La bête furieuse chargea plusieurs fois le gros arbre qui vaillamment résista à ses assauts. Moussa avait par deux ou trois fois manqué de choir sur la puissance des chocs. Il se lamentait, se creusant la tête à la recherche d'une astuce pour se concilier l'animal. Le beau parleur crut pouvoir amadouer le rhinocéros comme il l'avait fait de ses semblables les humains. Il lui raconta des histoires qui n'eurent que l'effet d'énerver plus encore celui qui se montrait sourd à sa fantaisie légendaire.

 

Comprenant qu'il valait mieux se taire quand il se trouvait face à la force bestiale et stupide de ce monstre sans culture, il se trouva fort démuni. Il venait d'user vainement de la seule arme qui était à sa disposition : sa langue, du moins le croyait-il ! Il était là à se creuser les méninges quand son estomac réagit en exprimant une petite fringale. Ce fut là le déclic pour notre diseur de sornettes.

 

Moussa était un gourmand invétéré. Il avait rempli sa besace de friandises peu propices à la longue marche qu'il entendait faire pour changer de contrée mais si succulentes qu'il n'avait pu résister entre les exigences des besoins énergétiques et ceux du plaisir de l’hédoniste. Mais pour l'heure, l'instinct de survie poussa ce gourmet à sacrifier ses réserves pour amadouer son tourmenteur.

 

Il jeta ses réserves sucrées à cet herbivore qui troqua son régime alimentaire pour ces délices tombés de l'arbre. Le rhinocéros à l'égal des humains est susceptible de se laisser prendre aux illusions des sucreries.
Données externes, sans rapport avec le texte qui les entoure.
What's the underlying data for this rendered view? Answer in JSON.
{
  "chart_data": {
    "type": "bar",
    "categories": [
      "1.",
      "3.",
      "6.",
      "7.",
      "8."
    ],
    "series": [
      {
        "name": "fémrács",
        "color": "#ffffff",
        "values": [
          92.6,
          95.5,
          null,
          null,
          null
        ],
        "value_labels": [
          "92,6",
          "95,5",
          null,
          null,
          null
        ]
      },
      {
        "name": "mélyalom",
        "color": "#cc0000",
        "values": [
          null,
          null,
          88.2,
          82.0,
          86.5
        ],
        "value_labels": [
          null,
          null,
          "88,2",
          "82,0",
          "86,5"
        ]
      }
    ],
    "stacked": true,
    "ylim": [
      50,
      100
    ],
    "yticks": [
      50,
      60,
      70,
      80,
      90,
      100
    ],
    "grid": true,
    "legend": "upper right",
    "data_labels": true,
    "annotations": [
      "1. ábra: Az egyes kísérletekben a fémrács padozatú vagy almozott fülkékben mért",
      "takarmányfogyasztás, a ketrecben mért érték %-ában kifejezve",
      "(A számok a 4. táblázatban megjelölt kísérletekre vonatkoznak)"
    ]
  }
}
Il en fut du reste largement récompensé par un plaisir sans pareil. Il s'en eut pourléché les babines si la chose lui eut été possible.

 

Repu certes mais désireux de poursuivre dans cette pratique qui allait mettre en danger une dentition qui jusqu'alors n'avait jamais connu pareille agression, l'animal, au lieu de lever le camp, attendit de nouvelles chutes sucrées. Moussa avait entièrement sacrifié ses réserves en obtenant l'effet inverse à celui qu'il escomptait. Il se dit que le sommeil entraînerait sa chute et provoquerait sa fin. Son passage sur terre allait se terminer sans qu'il puisse souffler un dernier mot à un auditeur compatissant. C'était là son plus grand regret.

 

Il avait manqué de s'assoupir. L'instinct de survie lui avait permis de se raccrocher à sa branche mais ce n'était là que reculer pour mieux tomber. Il n'envisageait pas d'autre issue quand par maladresse il laissa choir son bâton de marche qui avouons-le ne lui avait été d'aucun secours devant ce terrible péril.

 

La chute de cette nouvelle offrande provoqua une réaction particulièrement goulue d'un rhinocéros ayant totalement perdu le sens de la nuance et de la sobriété. Pensant que ce fut là un sucre d'orge gigantesque, l'animal gagné par la goinfrerie avala le bâton d'une seule bouchée qui lui fut fatale. L'estomac perforé, il agonisa au pied de cet arbre qui n'était pas de cocagne.

 

Moussa regretta amèrement la perte de son bâton de parole tout en se félicitant du succès de ce qu'il prenait désormais pour une stratégie mûrement réfléchie. Bien vite, emporté par son imagination débridée, il imagina un scénario fabuleux pour décrire un combat épique. Il descendit de son arbre pour venir passer la nuit en bénéficiant de la douce chaleur protectrice de son trophée.

 

Le lendemain, l'estomac vide mais la tête pleine de nouveaux épisodes à raconter, il rentra dans la cité afin de recevoir le triomphe qu'il était en droit d'attendre. Il dut cependant différer son triomphe. Les habitants tout comme le roi se montrèrent suspicieux. La réputation de menteur lui collait à la peau. Il fallut attendre le retour du convoi parti en sa compagnie pour aller chercher la preuve de son exploit pour que de vedette incontestée de la cité, il devint le héros de tout un peuple.

 

Il fut alors fêté comme il se doit tandis que le roi décida d'un grand banquet pour célébrer la mort du monstre. Celui-ci fut dépouillé et mit à griller sur la grande place. En le vidant Moussa le beau parleur eut le bonheur de récupérer intact son bâton de parole, ce qui lui permit séance tenante de se lancer dans la plus extraordinaire épopée. Il est possible qu'il raconte encore quelque part dans ce pays lointain où les oreilles ne sont pas couvertes d'un casque ou d'écouteurs.

 

À contre-fuite.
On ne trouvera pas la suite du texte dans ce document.